Couleuvre, machine singuliere dont les Caraïbes se servent pour exprimer & séparer le suc du magnoc. C’est une espece de panier à-peu-près de la forme d’une chausse ou gros boyau long de cinq à six piés sur trois pouces & plus de diametre ; il est tissu de façon qu’il prête & s’élargit à proportion de la quantité de substance qu’on y met, sans pour cela que les aiguillettes d’écorce dont il est construit, s’écartent les unes des autres ; il ne peut cependant s’étendre en largeur, qu’il ne diminue considérablement en longueur. A la partie supérieure, qui est toûjours ouverte, est une espece d’anse très-forte, servant à le suspendre à quelque chose de solide au haut de la case ; l’extrémité inférieure est fermée, se terminant en pointe, au bout de laquelle est une forte boucle de la même matiere que tout le reste de cette sorte de panier. V. Magnoc.

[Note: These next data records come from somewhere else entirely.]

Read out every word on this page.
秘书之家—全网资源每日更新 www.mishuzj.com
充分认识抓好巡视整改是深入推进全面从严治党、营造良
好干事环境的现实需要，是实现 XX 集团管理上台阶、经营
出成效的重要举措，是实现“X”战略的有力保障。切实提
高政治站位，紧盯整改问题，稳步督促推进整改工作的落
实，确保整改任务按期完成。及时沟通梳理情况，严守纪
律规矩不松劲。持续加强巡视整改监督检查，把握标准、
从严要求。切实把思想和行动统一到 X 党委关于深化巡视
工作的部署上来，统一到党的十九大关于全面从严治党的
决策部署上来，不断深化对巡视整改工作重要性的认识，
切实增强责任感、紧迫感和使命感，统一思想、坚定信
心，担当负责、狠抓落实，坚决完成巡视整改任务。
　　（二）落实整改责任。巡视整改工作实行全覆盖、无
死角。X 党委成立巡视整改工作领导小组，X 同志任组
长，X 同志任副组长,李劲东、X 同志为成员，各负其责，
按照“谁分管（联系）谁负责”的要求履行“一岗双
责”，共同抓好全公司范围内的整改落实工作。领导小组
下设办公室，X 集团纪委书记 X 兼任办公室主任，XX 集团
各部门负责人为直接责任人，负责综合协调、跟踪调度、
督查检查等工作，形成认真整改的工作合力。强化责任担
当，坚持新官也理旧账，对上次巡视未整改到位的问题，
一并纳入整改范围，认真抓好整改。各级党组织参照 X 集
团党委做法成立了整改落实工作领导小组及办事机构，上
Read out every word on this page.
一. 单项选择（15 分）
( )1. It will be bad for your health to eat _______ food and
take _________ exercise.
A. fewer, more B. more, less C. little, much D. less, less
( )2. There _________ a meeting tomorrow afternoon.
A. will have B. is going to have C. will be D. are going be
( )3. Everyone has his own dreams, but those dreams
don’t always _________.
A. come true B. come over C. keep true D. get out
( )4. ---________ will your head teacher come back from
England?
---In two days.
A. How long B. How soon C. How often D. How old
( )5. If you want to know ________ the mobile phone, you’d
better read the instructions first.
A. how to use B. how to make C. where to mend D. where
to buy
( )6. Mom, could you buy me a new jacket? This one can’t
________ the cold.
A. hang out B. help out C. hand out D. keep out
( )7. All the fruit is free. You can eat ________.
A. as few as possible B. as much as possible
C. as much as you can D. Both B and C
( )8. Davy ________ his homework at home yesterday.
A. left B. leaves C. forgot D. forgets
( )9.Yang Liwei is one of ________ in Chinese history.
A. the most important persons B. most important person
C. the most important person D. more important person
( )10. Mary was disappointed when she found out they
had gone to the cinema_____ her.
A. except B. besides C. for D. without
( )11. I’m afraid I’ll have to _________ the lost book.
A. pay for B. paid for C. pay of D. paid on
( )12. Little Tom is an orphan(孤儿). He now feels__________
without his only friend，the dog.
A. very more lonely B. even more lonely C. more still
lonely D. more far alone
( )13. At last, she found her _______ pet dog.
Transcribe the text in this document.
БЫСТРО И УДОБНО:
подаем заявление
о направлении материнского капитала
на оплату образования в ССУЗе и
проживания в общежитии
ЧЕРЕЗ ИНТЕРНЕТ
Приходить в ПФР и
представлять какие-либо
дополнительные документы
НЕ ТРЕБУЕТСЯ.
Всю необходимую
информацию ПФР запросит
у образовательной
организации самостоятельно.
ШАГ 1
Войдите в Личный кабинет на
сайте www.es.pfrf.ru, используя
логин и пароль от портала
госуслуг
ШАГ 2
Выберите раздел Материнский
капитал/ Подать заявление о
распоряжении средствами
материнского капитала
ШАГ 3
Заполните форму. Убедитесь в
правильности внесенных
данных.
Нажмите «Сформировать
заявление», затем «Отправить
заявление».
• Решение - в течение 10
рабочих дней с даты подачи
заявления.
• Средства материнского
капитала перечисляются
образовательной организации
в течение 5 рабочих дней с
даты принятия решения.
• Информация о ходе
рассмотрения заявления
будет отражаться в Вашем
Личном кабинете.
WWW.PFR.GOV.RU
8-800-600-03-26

Usage de la couleuvre. On la remplit de rapure de magnoc, qu’un Sauvage presse & refoule de sa main autant qu’il le peut. On conçoit par ce qui a été dit, que dans cette action du Sauvage la couleuvre doit s’élargir, & par conséquent diminuer de longueur. Lorsqu’elle est totalement remplie, le Sauvage la suspend par l’anse au milieu de la case : cela fait, il met un bâton dans la boucle inférieure ; & le passant entre ses jambes par-dessous ses fesses, il s’abandonne dessus, pour faire porter à la couleuvre tout le poids de son corps, de façon qu’elle est contrainte de s’allonger en diminuant de diametre ; & la rapure de magnoc qu’elle contient, se trouve pour lors tellement resserrée & comprimée, que le suc s’en échappe & tombe à terre. Lorsque le Sauvage s’apperçoit qu’il ne découle plus rien, il décroche la couleuvre, & en retire la rapure qu’il fait cuire sur une platine, pour en former la cassave dont il se nourrit.

La tradition n’a point transmis chez les Caraïbes le nom de l’inventeur de la couleuvre ; cela n’a rien d’étonnant, puisque nous ignorons aujourd’hui l’auteur de ces utiles machines qui préparent le grain dont nous faisons l’essentiel de notre subsistance. Art. de M. le Romain.